The fountains gave new jobs and there were hundreds of water carriers carrying water to people who could afford such a service. It seems that the service even could include transportable bath tubs.  

Well, coming back to the Fours Season fountain - In accordance with its name, the four seasons are represented...and you can of course see the Paris city arms.

On the central part of the fountain, you can find a lady, supposed to represent the City of Paris, surrounded by two figures, supposed to represent the Rivers Seine and Marne. 

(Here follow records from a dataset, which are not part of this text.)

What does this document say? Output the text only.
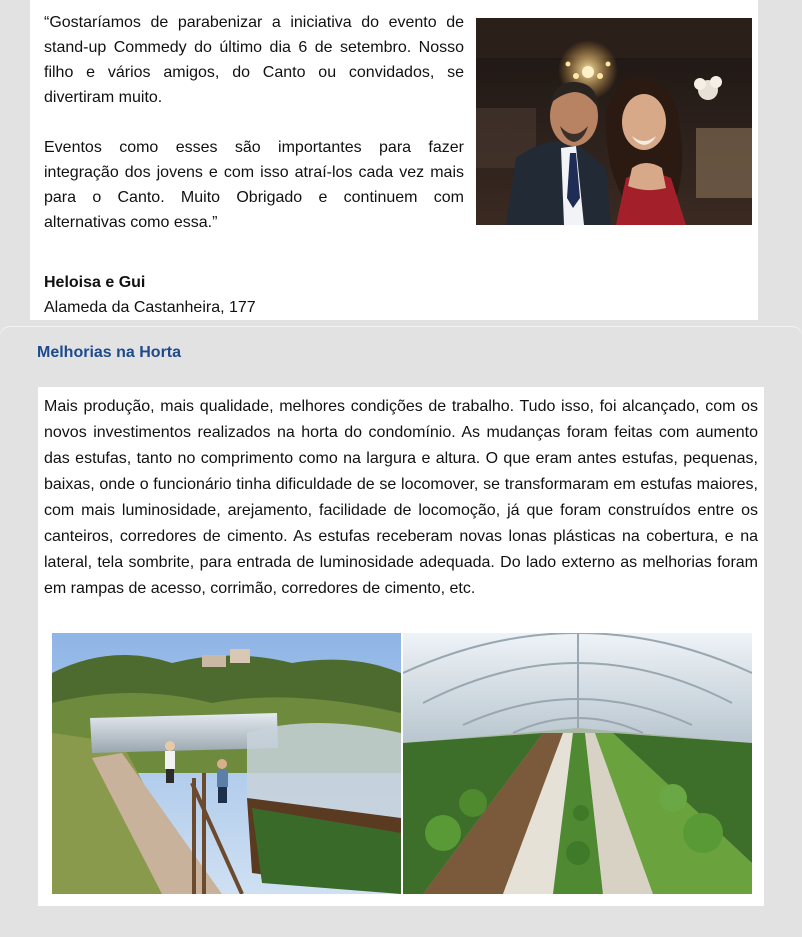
“Gostaríamos de parabenizar a iniciativa do evento de stand-up Commedy do último dia 6 de setembro. Nosso filho e vários amigos, do Canto ou convidados, se divertiram muito.

Eventos como esses são importantes para fazer integração dos jovens e com isso atraí-los cada vez mais para o Canto. Muito Obrigado e continuem com alternativas como essa.”

Heloisa e Gui
Alameda da Castanheira, 177
Melhorias na Horta

Mais produção, mais qualidade, melhores condições de trabalho. Tudo isso, foi alcançado, com os novos investimentos realizados na horta do condomínio. As mudanças foram feitas com aumento das estufas, tanto no comprimento como na largura e altura. O que eram antes estufas, pequenas, baixas, onde o funcionário tinha dificuldade de se locomover, se transformaram em estufas maiores, com mais luminosidade, arejamento, facilidade de locomoção, já que foram construídos entre os canteiros, corredores de cimento. As estufas receberam novas lonas plásticas na cobertura, e na lateral, tela sombrite, para entrada de luminosidade adequada. Do lado externo as melhorias foram em rampas de acesso, corrimão, corredores de cimento, etc.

There is a text to be read, in Latin. Here is an approximate translation:

At the time of Louis XV, loved by his people and an excellent Father, guaranteeing public tranquility after having restored, without bloodbath, the borders of the Kingdom of France, with peace happily established with the Germans and the Russians and the subjects of the Ottoman Empire, ruling in a peaceful and glorious manner, the provost of the merchants (the mayor) and the aldermen have devoted this fountain to the service of the citizens and the beautification of the city, in the year 1739.

1739 corresponds to the year of the “Treaty of Belgrade” which meant peace – for some time – between the Holy Roman Empire and the Ottoman Empire and where France had played a mediation role. This was considered as an important diplomatic success, possibly more thanks to Cardinal Fleury than to the King. Without the title, Fleury was some kind of prime minister under Louis XV. He died during the construction of the fountain, but Louis XV reigned until 1774.  


Jeanie said...

As always, a fascinating post and a beautiful building. I would agree -- not a lot of water coming from that spout! I didn't realize about the history of the water -- Romans vs. contemporary and all. Nicely researched!

Anonymous said...

My wife and I happened upon this fountain taking a walk down Rue de Grennelle. It is a very beautiful spot and, just like Peter, my wife and I had a tough time finding a way to photograph the fountains and statues. Excellent research and pictures Peter.

martinealison said...

Bonjour cher Peter,

Un article abouti... Je ne connaissais pas cette fontaine.
Merci pour les photos.

Bisous 🌸

Maria Russell said...

Beautiful place and beautiful photos. Thank you, Peter.
And Voltaire complaining about this incredible water source! How much water did he need for his daily, endless cups of coffee?